La famille productrice corse : “Le rhum évolue autrement. Il devient un produit profondément corse, même si sa canne est réunionnaise.”

Le rhum produit en Corse devient alors un objet hybride, presque politique. Il est distillé sur l’île, vieilli sous son climat méditerranéen, mais nourri d’une plante tropicale venue à l’origine d’un autre front climatique. “Ce n’est pas un renoncement au terroir corse, insiste le fils, Antoine, 25 ans. C’est une extension de celui-ci.” Et certainement aussi une manière de dire que les îles doivent désormais penser ensemble.

Dans les chais corses actuellement, les fûts vieillissent lentement, imprégnés d’un air sec et tempéré, très différent de l’humidité tropicale. “Le vieillissement ici n’a rien à voir avec celui des Antilles ou de l’océan Indien, expliquent les distillateurs, qui ont investi massivement dans les machines à couper la canne et de distillation. Le rhum évolue autrement. Il devient un produit profondément corse, même si sa canne est réunionnaise.”

“Une réponse ponctuelle à un dérèglement global”

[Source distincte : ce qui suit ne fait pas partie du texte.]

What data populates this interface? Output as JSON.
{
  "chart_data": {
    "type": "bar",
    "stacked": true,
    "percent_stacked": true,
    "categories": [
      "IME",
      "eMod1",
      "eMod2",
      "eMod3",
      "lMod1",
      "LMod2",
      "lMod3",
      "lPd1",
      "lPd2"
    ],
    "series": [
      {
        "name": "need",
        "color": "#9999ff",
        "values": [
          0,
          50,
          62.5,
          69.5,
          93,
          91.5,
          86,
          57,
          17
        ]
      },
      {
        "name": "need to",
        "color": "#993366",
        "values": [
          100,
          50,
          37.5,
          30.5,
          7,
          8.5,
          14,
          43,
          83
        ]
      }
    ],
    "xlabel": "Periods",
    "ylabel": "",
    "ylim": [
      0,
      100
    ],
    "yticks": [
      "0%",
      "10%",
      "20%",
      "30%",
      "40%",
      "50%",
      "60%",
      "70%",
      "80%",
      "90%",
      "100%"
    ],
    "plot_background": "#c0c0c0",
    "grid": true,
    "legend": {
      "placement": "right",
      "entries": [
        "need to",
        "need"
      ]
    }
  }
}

Dans les alambics, la canne réunionnaise devient ainsi un symbole. Elle incarne un savoir-faire transplanté, mais aussi une tension : comment concilier l’authenticité d’un produit, l’exigence écologique et la réalité d’un monde bouleversé ? Le rhum qui en résulte porte en lui cette ambivalence : il est à la fois fruit d’une tradition et marqueur d’une époque où les circuits courts se heurtent à la violence des changements climatiques. “C’est une réponse ponctuelle à un dérèglement global”, confirme Christophe Poser. Une époque où les frontières agricoles deviennent poreuses, où les identités productives se recomposent. 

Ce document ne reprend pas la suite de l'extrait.